COME TAKE LEARN
Mathew 11: 28-29
These words are very
comforting to the laborer toiling without any hope of reprieve or respite.
Jesus “Come unto me, all ye that labour and are heavy laden, and I will give
you rest. Take my yoke, and learn of me.”
The verbs here are come, take, and learn.
We often place great
emphasis and draw much comfort from the call to come. The comfort that Jesus is
perpetually there for us to come to at any time is a solace and succor. We think of times of retreat, and meditation,
when a holy glow pervades the room we are in, and even may place an imaginary
wreath on our perspiring foreheads. However, the call is not to a wilderness
retreat, but a call given in the thick of manual work. In the daily humdrum of
our lives, the call to come, eclipses the others, which remain forgotten injunctions.

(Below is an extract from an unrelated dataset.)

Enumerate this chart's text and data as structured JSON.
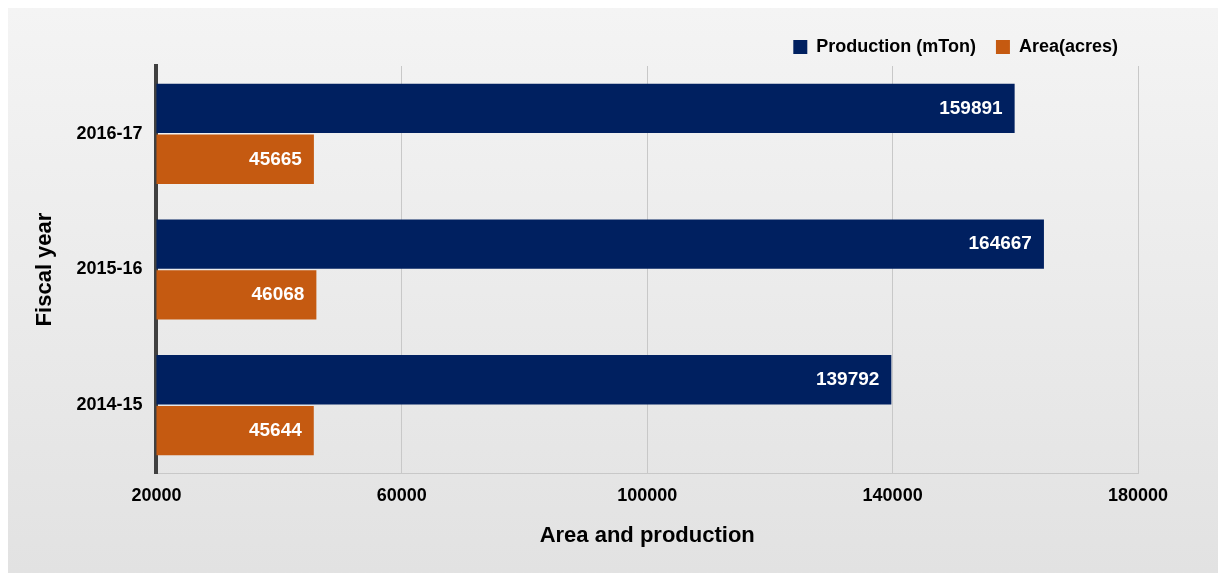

We rest our tools in the glow of comfort, forgetting the compulsions that
follow.
Take my yoke. A yoke is always used to hitch two
oxen. Jesus never asks us to bear the yoke alone. We confuse crosses with our
yoke, and the daily burden of our lives are transformed by us into a cross,
which we think we grudgingly have to bear. We are to remember, that it is His
yoke, not ours. Often in arenas of work, we delude ourselves that the work is
ours, and then possess it. The yoke is never ours. It is always His. We are
asked only to come alongside. He bears it with us. This removes from us the
weight and the burden of it. It is His work anyway.
Learn of
me. How do we learn from a Master? We accompany Him as He works. We observe, we
follow, we pay attention. We can never learn of the master from out of under
the yoke. When students shadow a teacher they admire and respect, they find
themselves unconsciously mimicking his methods and his mannerisms. Reading a
book can never teach them the lessons they learn from him. Sir William Osler, a nineteenth century
physician had said, “He who studies medicine without books sails an uncharted
sea, but he who studies medicine without patients does not go to sea at all.”.
Jesus asks us to learn of
him. For, He says, He is meek and gentle. Only when we feel the muscles strain
in the heat of the day on hard ground, can we learn about meekness and
gentleness. These lessons are rarely inherited. They are learn in the furrows
of labour alongside the Master.
We have to come to him.
How can we come but in brokenness, and poverty. We can come only when He draws.
From then on, He may not take away the labour and the furrow, but He asks us to
accompany Him and learn from within the furrow.